We agree with the reviewer that containment of the inflammatory response in the periphery by IL-37 could prevent the inflammatory consequences in the brain (please see the answer to question 3).

As mentioned in the comment, the immune tolerance phenomenon is very important in this study. The protocol for 2-times LPS injection was adopted from the study by Wendeln et al. 2018. Their results clearly showed that tolerance in the peripheral immune response occurred after the 2-times LPS injection, as indicated by the cytokine expression levels in the serum. Remarkably, however, this was not the case for the CNS, as cytokine levels in the brain were significantly increased after the second LPS injection.

26. In Figure 3 and Figure 6, CD68 was used as an activation marker for microglia. However, CD68 expression by itself is not enough to define microglia to be in the activation state. The phenotypic changes of microglial cells would also depend on specific models used. Additional experimental evidence is needed for defining the reduced activation status of microglia in IL-37tg mice.

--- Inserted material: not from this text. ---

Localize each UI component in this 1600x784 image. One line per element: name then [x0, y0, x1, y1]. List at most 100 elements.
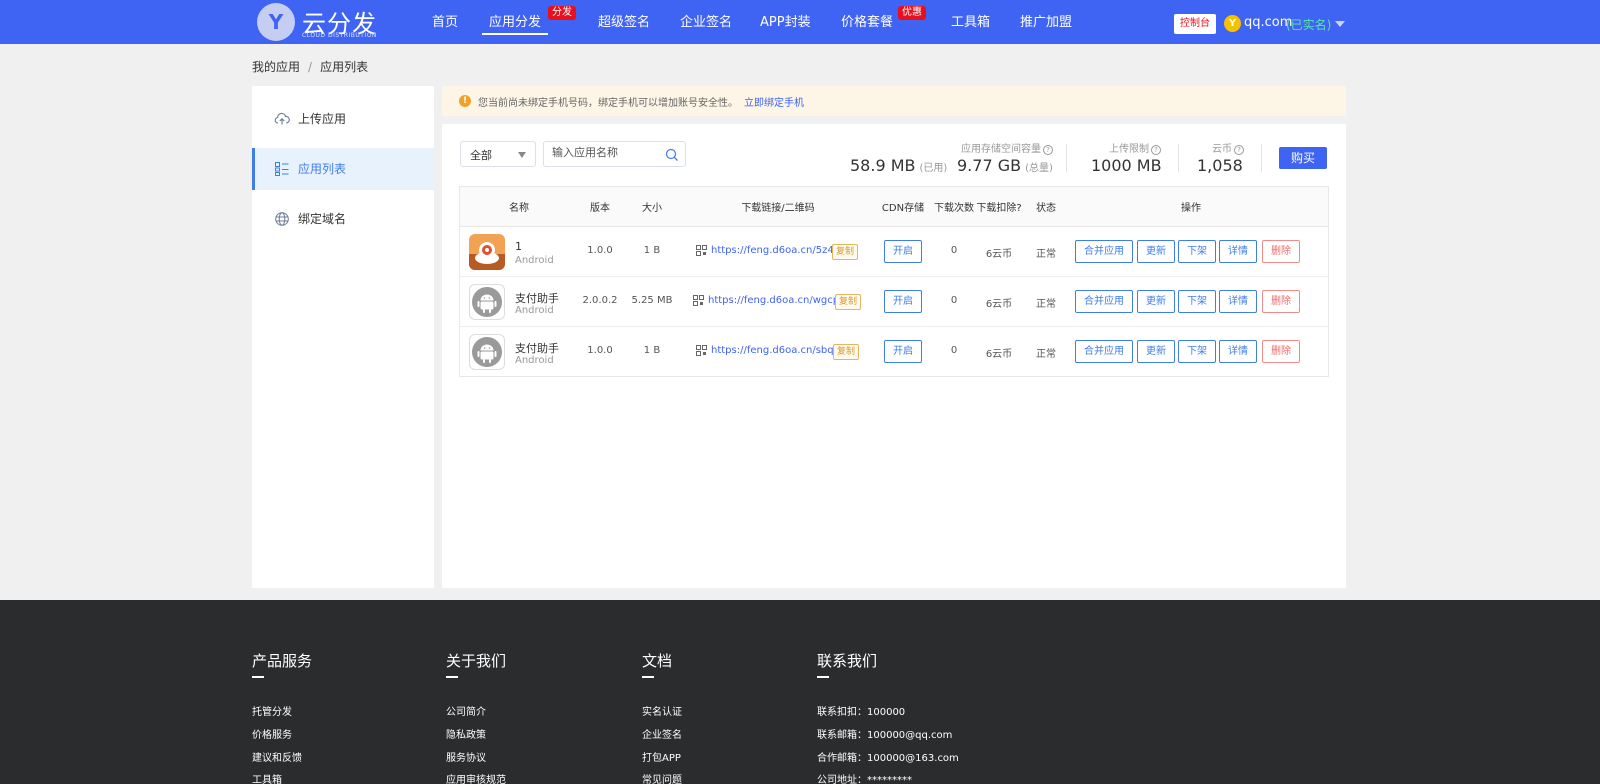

CD68 is a lysosomal protein that is highly expressed by activated macrophages and activated microglia and expressed to a very low extent by resting microglia, as evidenced by much of the literature (Urga et al. 2020, Kettenmann et al. 2011 or Yang et al. 2013). Therefore, CD68 can be considered a well-established activation marker for microglia. However, in this study, our results additionally showed a lower number of IBA-1-positive cells and lower IL-1β expression in the brain of IL-37tg mice after LPS challenge, which may confirm the reduced activation status of microglia in IL-37tg mice. The relevant literature on CD68 as an activation marker for microglia were added to the revised manuscript.